NCPA - National Center for Policy Analysis

Farming Sector May Be Most Welfare-Dependent Industry in America

December 17, 2001

This week, the Senate will vote on a farm bill which will be far and away the most expensive ever -- $170 billion over 10 years. It comes just five years after the Freedom to Farm Act, which was supposed to wean farmers off subsidies. Its effect was just the reverse.

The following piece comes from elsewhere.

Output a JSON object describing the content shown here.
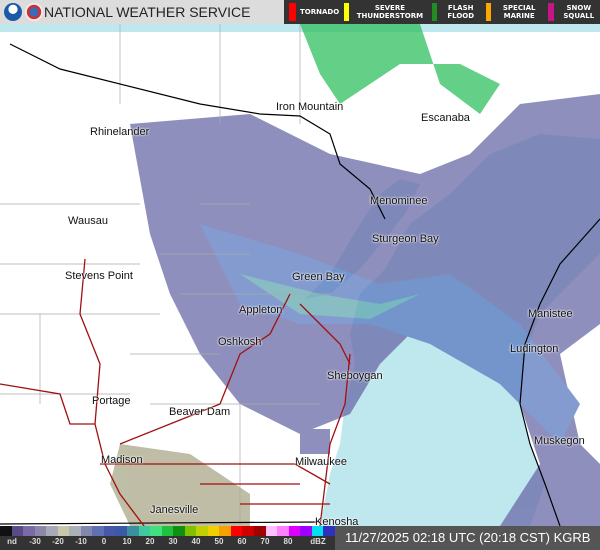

  • Even though farmers have higher average incomes than do nonfarm taxpaying households, since 1980 they have received $200 billion in direct taxpayer assistance -- enough to buy every acre of farmland in America west of the Mississippi River.
  • Farm subsidies now average out to roughly $200,000 in welfare payments to each recipient.
  • This doesn't include the billions of dollars in emergency taxpayer aid farmers receive nearly every late summer and fall to compensate them for every conceivable natural and manmade disaster -- floods, droughts, tornadoes, hail, the Asian market meltdown, the strong dollar, European trade restrictions and so on.
  • Since the 1996 Freedom to Farm Act was passed, federal farm payments have increased from $7.3 billion to $22.9 billion last year.

In the early 1990s, only about 18 cents of every dollar farmers earned came from government payments. But over the period 1998-2000, agriculture price supports accounted for 35 cents of every dollar of farm income.